In the beginning, we did everything wrong. There was no kennel and hardly a leash. We invited Obi onto furniture (OK I did). Our favorite party trick was a demonstration of how gingerly Obi would take a tortilla chip hanging from my teen-aged mouth.

Dad likes to say, “Plant potatoes. Get Potatoes.” Well, for what we lacked in discipline, we might as well have moved to Idaho. Every day after school, I’d hold my breath as I opened the front door, afraid to learn what shoes he’d destroyed, what door he managed to scratch through, basically, what hell he’d unleashed.

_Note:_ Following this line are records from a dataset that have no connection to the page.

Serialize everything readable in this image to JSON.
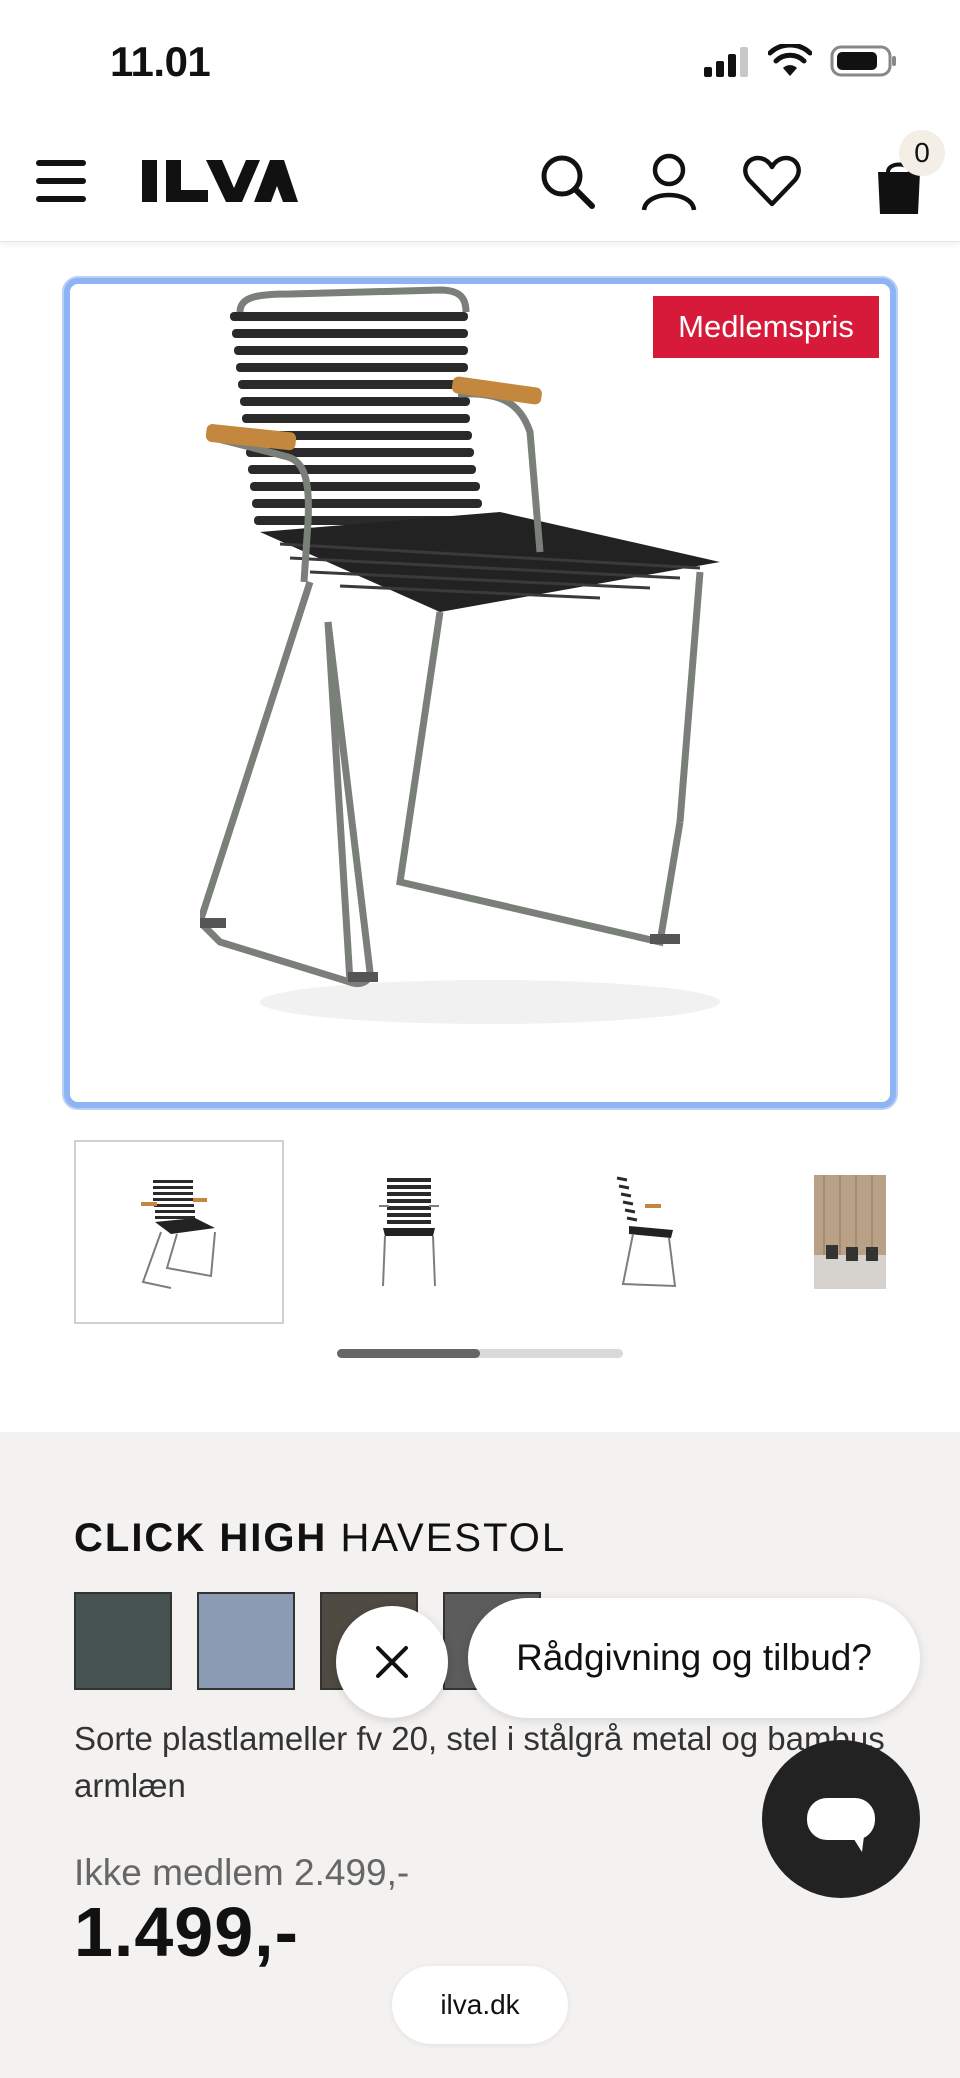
{
  "status_bar": {
    "time": "11.01"
  },
  "header": {
    "logo_text": "ILVA",
    "cart_count": "0",
    "icons": [
      "menu-icon",
      "search-icon",
      "user-icon",
      "heart-icon",
      "cart-icon"
    ]
  },
  "product_image": {
    "badge": "Medlemspris",
    "badge_color": "#d7193a",
    "selected_thumbnail": 1,
    "thumbnail_count": 4,
    "gallery_scroll_fraction": 0.5
  },
  "product": {
    "brand": "CLICK HIGH",
    "name": "HAVESTOL",
    "swatches": [
      "#465250",
      "#8b9bb3",
      "#4f4a42",
      "#5c5c5c"
    ],
    "description": "Sorte plastlameller fv 20, stel i stålgrå metal og bambus armlæn",
    "old_price": "Ikke medlem 2.499,-",
    "price": "1.499,-"
  },
  "chat": {
    "prompt": "Rådgivning og tilbud?",
    "close_icon": "close-icon",
    "fab_icon": "chat-icon"
  },
  "browser": {
    "url": "ilva.dk"
  }
}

On one particularly motivated day for Obi, I opened the front door and the first words that popped into my head surprised me almost as much as the scene before me. Of course, I’d heard the words before, but I never put them together in my own mind: Home Invasion. I honestly thought, at least briefly, that someone had ransacked our house, like you hear about in big cities and in movies.

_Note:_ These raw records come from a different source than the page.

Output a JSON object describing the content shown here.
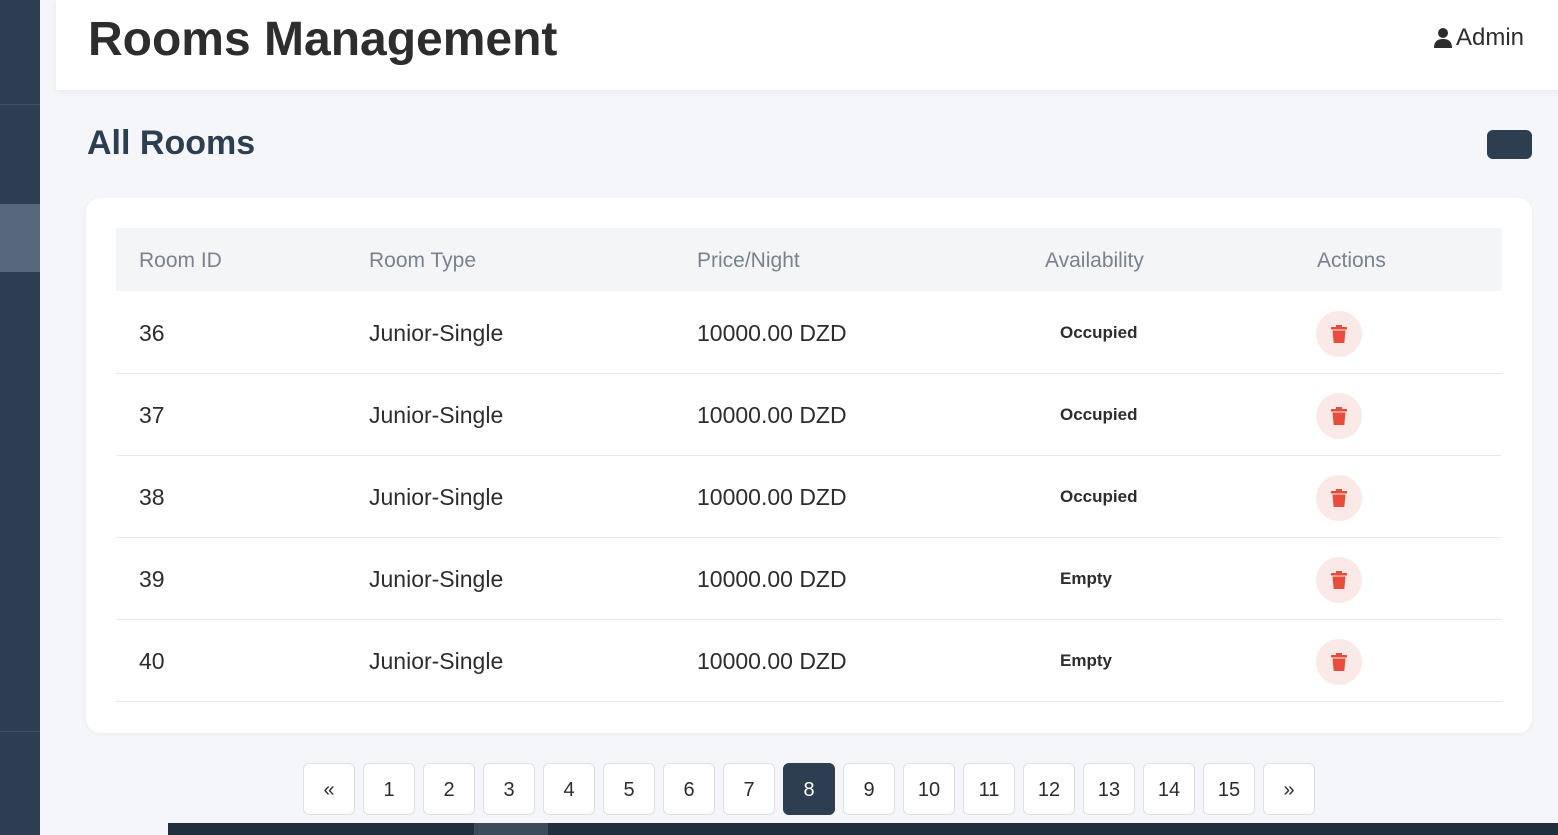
{
  "header": {
    "title": "Rooms Management",
    "user_label": "Admin"
  },
  "section": {
    "title": "All Rooms"
  },
  "table": {
    "columns": [
      "Room ID",
      "Room Type",
      "Price/Night",
      "Availability",
      "Actions"
    ],
    "rows": [
      {
        "id": "36",
        "type": "Junior-Single",
        "price": "10000.00 DZD",
        "availability": "Occupied"
      },
      {
        "id": "37",
        "type": "Junior-Single",
        "price": "10000.00 DZD",
        "availability": "Occupied"
      },
      {
        "id": "38",
        "type": "Junior-Single",
        "price": "10000.00 DZD",
        "availability": "Occupied"
      },
      {
        "id": "39",
        "type": "Junior-Single",
        "price": "10000.00 DZD",
        "availability": "Empty"
      },
      {
        "id": "40",
        "type": "Junior-Single",
        "price": "10000.00 DZD",
        "availability": "Empty"
      }
    ]
  },
  "pagination": {
    "prev": "«",
    "next": "»",
    "pages": [
      "1",
      "2",
      "3",
      "4",
      "5",
      "6",
      "7",
      "8",
      "9",
      "10",
      "11",
      "12",
      "13",
      "14",
      "15"
    ],
    "current": "8"
  },
  "colors": {
    "sidebar": "#2c3e50",
    "accent": "#2c3e50",
    "delete_icon": "#e74c3c",
    "delete_bg": "#fbe9e7"
  },
  "icons": {
    "user": "user-icon",
    "delete": "trash-icon"
  }
}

How could a dog pull carpet back 35 feet from the front door? How could a puppy move furniture across different rooms? How could Obi, our dog without thumbs, pull up iron grates from the floor?

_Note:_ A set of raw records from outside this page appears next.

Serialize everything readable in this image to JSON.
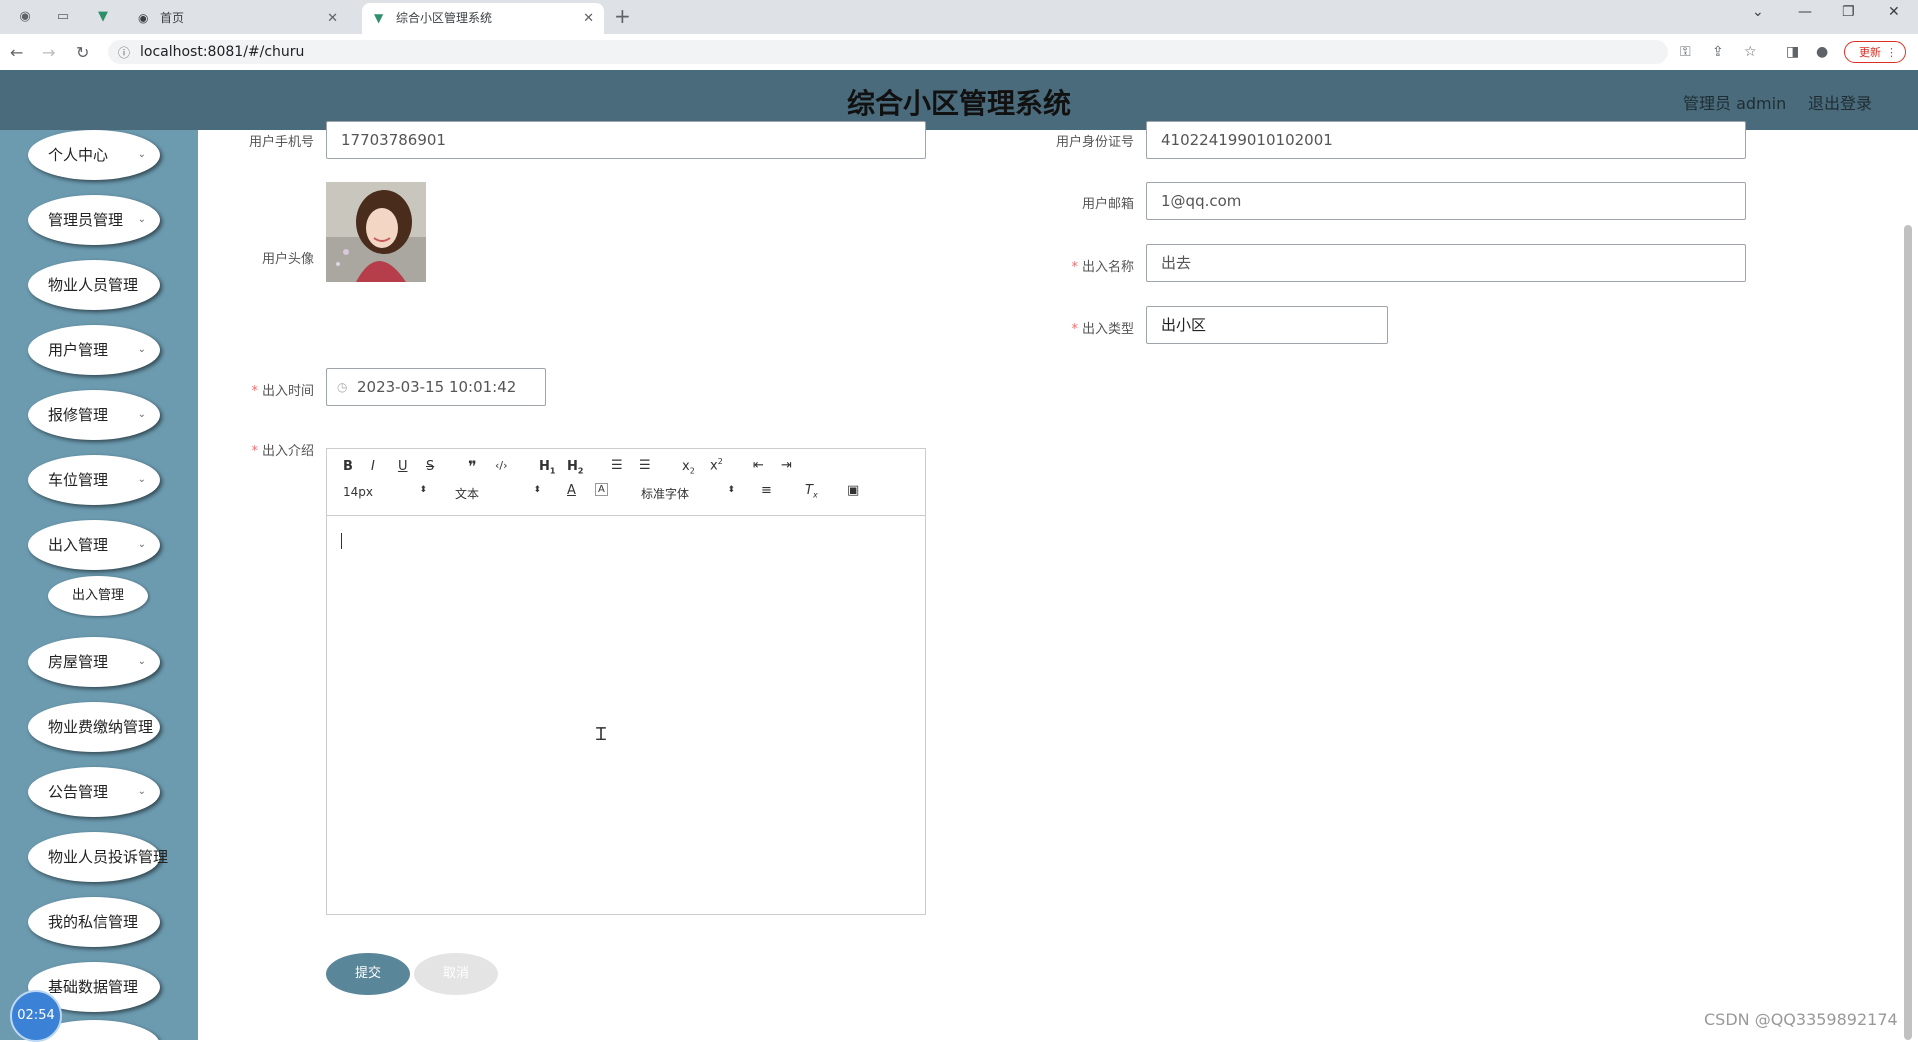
{
  "browser": {
    "tabs": [
      {
        "label": "首页",
        "active": false
      },
      {
        "label": "综合小区管理系统",
        "active": true
      }
    ],
    "url": "localhost:8081/#/churu",
    "update_label": "更新"
  },
  "header": {
    "title": "综合小区管理系统",
    "user": "管理员 admin",
    "logout": "退出登录"
  },
  "sidebar": {
    "items": [
      {
        "label": "个人中心"
      },
      {
        "label": "管理员管理"
      },
      {
        "label": "物业人员管理"
      },
      {
        "label": "用户管理"
      },
      {
        "label": "报修管理"
      },
      {
        "label": "车位管理"
      },
      {
        "label": "出入管理"
      },
      {
        "label": "房屋管理"
      },
      {
        "label": "物业费缴纳管理"
      },
      {
        "label": "公告管理"
      },
      {
        "label": "物业人员投诉管理"
      },
      {
        "label": "我的私信管理"
      },
      {
        "label": "基础数据管理"
      }
    ],
    "sub_item": "出入管理",
    "clock": "02:54"
  },
  "form": {
    "phone": {
      "label": "用户手机号",
      "value": "17703786901"
    },
    "id_card": {
      "label": "用户身份证号",
      "value": "410224199010102001"
    },
    "avatar": {
      "label": "用户头像"
    },
    "email": {
      "label": "用户邮箱",
      "value": "1@qq.com"
    },
    "name": {
      "label": "出入名称",
      "value": "出去"
    },
    "type": {
      "label": "出入类型",
      "value": "出小区"
    },
    "time": {
      "label": "出入时间",
      "value": "2023-03-15 10:01:42"
    },
    "intro": {
      "label": "出入介绍"
    },
    "required_mark": "*"
  },
  "editor": {
    "font_size": "14px",
    "block_format": "文本",
    "font_family": "标准字体"
  },
  "buttons": {
    "submit": "提交",
    "cancel": "取消"
  },
  "watermark": "CSDN @QQ3359892174",
  "colors": {
    "header_bg": "#4a6b7c",
    "sidebar_bg": "#6c9bb0",
    "submit_bg": "#5a8699",
    "required": "#f56c6c"
  }
}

We had a cat, a witness to it all. She too looked shocked as she navigated Obi’s interior musings. Note: there are entire websites devoted to emotional looking cats, in case you question that detail.

On this morning, 13 years later, dad choked back tears as he told me, over the phone, only the facts: Obi needs to be put down. Maybe as soon as tomorrow. His hind legs can’t hold him up anymore. He’s in pain.

In that first year we had Obi, the dog not only ushered in an era of new shoes, carpet, stone tile at the front door (try to dig that up!) and furniture; he also demonstrated, beyond a shadow of a doubt, we were not ready to have a dog.

But alas, Obi grew to be protective like a German Sheppard and playful like the best Lab. He’d leap through an open window into the front seat of the car the moment you even thought: ride. He’d fetch his own leash and never hesitated to bark madly for help whenever I locked myself out of the house. Obi was the dog that would easily win the affection of dad’s third wife and keep them company when I went off to college and later when I left Pennsylvania for Colorado.

With the same duplicity demonstrated by dad’s affinity for pouring scotch on top of beer, he managed both hot-headed infuriation and undying affection for Obi. Despite being unprepared, inconvenienced, challenged, taxed emotionally and tapped economically, dad loved Obi unconditionally; without hesitation. Not at all unlike the way my young, occasionally-single, father found himself loving his kids.

Maybe the ability to pull that off is as prepared as anyone can be for this life. And, maybe, this is an Ode to Dad as much as it is an Ode to Obi.